2017.09.22

【印象に残っている本の一節】職業としての小説家(D1 杉山)

 D1杉山昂平です.私にとっての「印象に残っている本の一節」は,村上春樹『職業としての小説家』にあります.村上がいかに小説を書いているのかその方法論を述べた本です.私は「日常生活」を描くところに彼の小説の良さがあると思っていますが,『職業としての小説家』ではその点についてこんな持論―自伝が展開されています.

「僕は親の世代のように戦争を経験していないし,ひとつ上の世代の人たちのように戦後の混乱や飢えも経験していないし,とくに革命も体験していないし(革命もどきの経験ならありますが,それはとくに語りたいようなものではありませんでした),熾烈な虐待や差別にあった覚えもありません.比較的穏やかな郊外住宅地の,普通の勤め人の家庭で育ち,とくに不満も不足もなく,とくに幸福というものでもないにしても,とくに不幸というのでもなく(ということはおそらく相対的に幸福であったのでしょうが),これといって特徴のない平凡な少年時代を送りました.」

村上は,前世代の文学者たちのようには,時代の転換による大きな悩みや,戦争のような強烈な体験をしていません.兵庫県西宮市・芦屋市の「良いところ」の子弟として日々生活してきた.だからそうした「軽い」日常生活しか自分には書けない.でもそれのどこがいけないんだ.それも小説になって良いだろう,というのが村上の意見です.

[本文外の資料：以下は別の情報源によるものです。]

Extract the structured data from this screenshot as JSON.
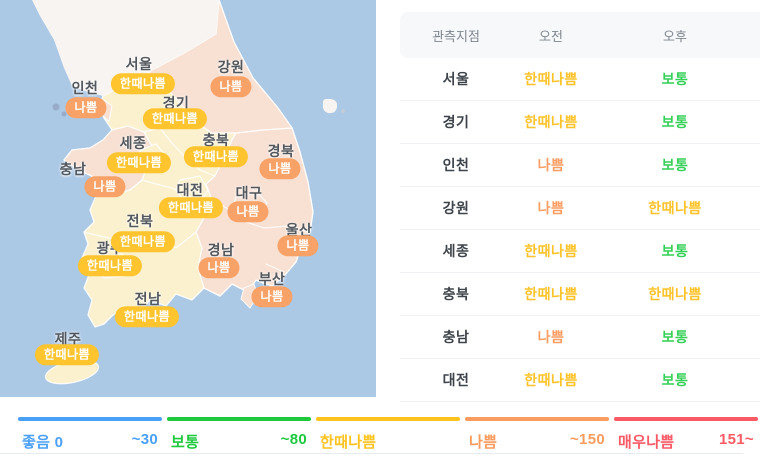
{
  "colors": {
    "sea": "#ABC8E5",
    "land_yellow": "#FBF1CF",
    "land_peach": "#F8E0D3",
    "land_north": "#F8F4F1",
    "island_gray": "#97ACC9",
    "badge_yellow": "#FFC42E",
    "badge_orange": "#F9A267",
    "status_yellow": "#FFC32A",
    "status_green": "#35D058",
    "status_orange": "#FA9E63",
    "legend_blue": "#4AA0F7",
    "legend_green": "#1EC93E",
    "legend_yellow": "#FFC320",
    "legend_orange": "#FA9C5F",
    "legend_red": "#FA5A65"
  },
  "map": {
    "badge_colors": {
      "한때나쁨": "badge_yellow",
      "나쁨": "badge_orange"
    },
    "markers": [
      {
        "name": "서울",
        "level": "한때나쁨",
        "nx": 139,
        "ny": 64,
        "bx": 143,
        "by": 84
      },
      {
        "name": "인천",
        "level": "나쁨",
        "nx": 85,
        "ny": 88,
        "bx": 86,
        "by": 108
      },
      {
        "name": "강원",
        "level": "나쁨",
        "nx": 231,
        "ny": 67,
        "bx": 231,
        "by": 87
      },
      {
        "name": "경기",
        "level": "한때나쁨",
        "nx": 176,
        "ny": 103,
        "bx": 175,
        "by": 119
      },
      {
        "name": "충남",
        "level": "나쁨",
        "nx": 73,
        "ny": 169,
        "bx": 105,
        "by": 187
      },
      {
        "name": "세종",
        "level": "한때나쁨",
        "nx": 133,
        "ny": 143,
        "bx": 139,
        "by": 163
      },
      {
        "name": "충북",
        "level": "한때나쁨",
        "nx": 216,
        "ny": 140,
        "bx": 216,
        "by": 157
      },
      {
        "name": "경북",
        "level": "나쁨",
        "nx": 281,
        "ny": 151,
        "bx": 280,
        "by": 169
      },
      {
        "name": "대전",
        "level": "한때나쁨",
        "nx": 190,
        "ny": 190,
        "bx": 191,
        "by": 208
      },
      {
        "name": "대구",
        "level": "나쁨",
        "nx": 249,
        "ny": 193,
        "bx": 248,
        "by": 212
      },
      {
        "name": "광주",
        "level": "한때나쁨",
        "nx": 110,
        "ny": 248,
        "bx": 110,
        "by": 266
      },
      {
        "name": "전북",
        "level": "한때나쁨",
        "nx": 140,
        "ny": 221,
        "bx": 143,
        "by": 242
      },
      {
        "name": "울산",
        "level": "나쁨",
        "nx": 299,
        "ny": 230,
        "bx": 298,
        "by": 246
      },
      {
        "name": "경남",
        "level": "나쁨",
        "nx": 221,
        "ny": 250,
        "bx": 219,
        "by": 268
      },
      {
        "name": "부산",
        "level": "나쁨",
        "nx": 272,
        "ny": 279,
        "bx": 272,
        "by": 297
      },
      {
        "name": "전남",
        "level": "한때나쁨",
        "nx": 148,
        "ny": 299,
        "bx": 147,
        "by": 317
      },
      {
        "name": "제주",
        "level": "한때나쁨",
        "nx": 68,
        "ny": 339,
        "bx": 67,
        "by": 355
      }
    ]
  },
  "table": {
    "headers": [
      "관측지점",
      "오전",
      "오후"
    ],
    "level_colors": {
      "한때나쁨": "status_yellow",
      "보통": "status_green",
      "나쁨": "status_orange"
    },
    "rows": [
      {
        "region": "서울",
        "am": "한때나쁨",
        "pm": "보통"
      },
      {
        "region": "경기",
        "am": "한때나쁨",
        "pm": "보통"
      },
      {
        "region": "인천",
        "am": "나쁨",
        "pm": "보통"
      },
      {
        "region": "강원",
        "am": "나쁨",
        "pm": "한때나쁨"
      },
      {
        "region": "세종",
        "am": "한때나쁨",
        "pm": "보통"
      },
      {
        "region": "충북",
        "am": "한때나쁨",
        "pm": "한때나쁨"
      },
      {
        "region": "충남",
        "am": "나쁨",
        "pm": "보통"
      },
      {
        "region": "대전",
        "am": "한때나쁨",
        "pm": "보통"
      }
    ]
  },
  "legend": {
    "segments": [
      {
        "label": "좋음 0",
        "value": "~30",
        "color_key": "legend_blue"
      },
      {
        "label": "보통",
        "value": "~80",
        "color_key": "legend_green"
      },
      {
        "label": "한때나쁨",
        "value": "",
        "color_key": "legend_yellow"
      },
      {
        "label": "나쁨",
        "value": "~150",
        "color_key": "legend_orange"
      },
      {
        "label": "매우나쁨",
        "value": "151~",
        "color_key": "legend_red"
      }
    ]
  }
}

 彼の偉いところは,日常生活を書くために,それに適した文体を練り上げた点にあります.

「戦争とか革命とか飢えとか,そういう重い問題を扱わない(扱えない)となると,必然的により軽いマテリアルを使うことになりますし,そのためには軽量ではあっても俊敏で機動力のあるヴィークルがどうしても必要になります.」

そのために彼は,あえて語彙力で劣る英語でいったん執筆してから日本語に翻訳するというやり方をとり,シンプルで直截な文体を築きあげました.もし,戦争や革命を語るような文体で日常生活を描いていたとしたら,とてもちぐはぐで質の低い小説になっていたことでしょう.


 この一節に私はとても共感しました.村上と同郷で生活環境も似通っている私は,貧困や格差といった大きな社会問題にはあまり興味がもてないでいました.むしろ日常生活のリアルとして感じられたのが「アマチュア」や「趣味」であり,今はそれを深めるような学びを研究対象にしています.そんな私にとって,『職業としての小説家』は「いわゆる社会問題ではないものについても論文が書かれるべきだ」という信念を裏付けたり,「しかし,そのためには社会問題を論じるのとは別の問題設定や文体が必要だ」という技術への志向をもたらしたりしてくれました.端的に言って,この一節から勇気づけられたのです.
 日常生活のなかで人々のささやかな可能性の種をまき,発芽させていくような学び.それに注目するための理論や概念,それを支えるための学習環境デザインの実践論.こうしたものについて書いていくためには,それに適した「ヴィークル」を用意する必要があります.『職業としての小説家』にならいつつ,研究・論文においてそんな「ヴィークル」を用意することを目指していきたいと思います.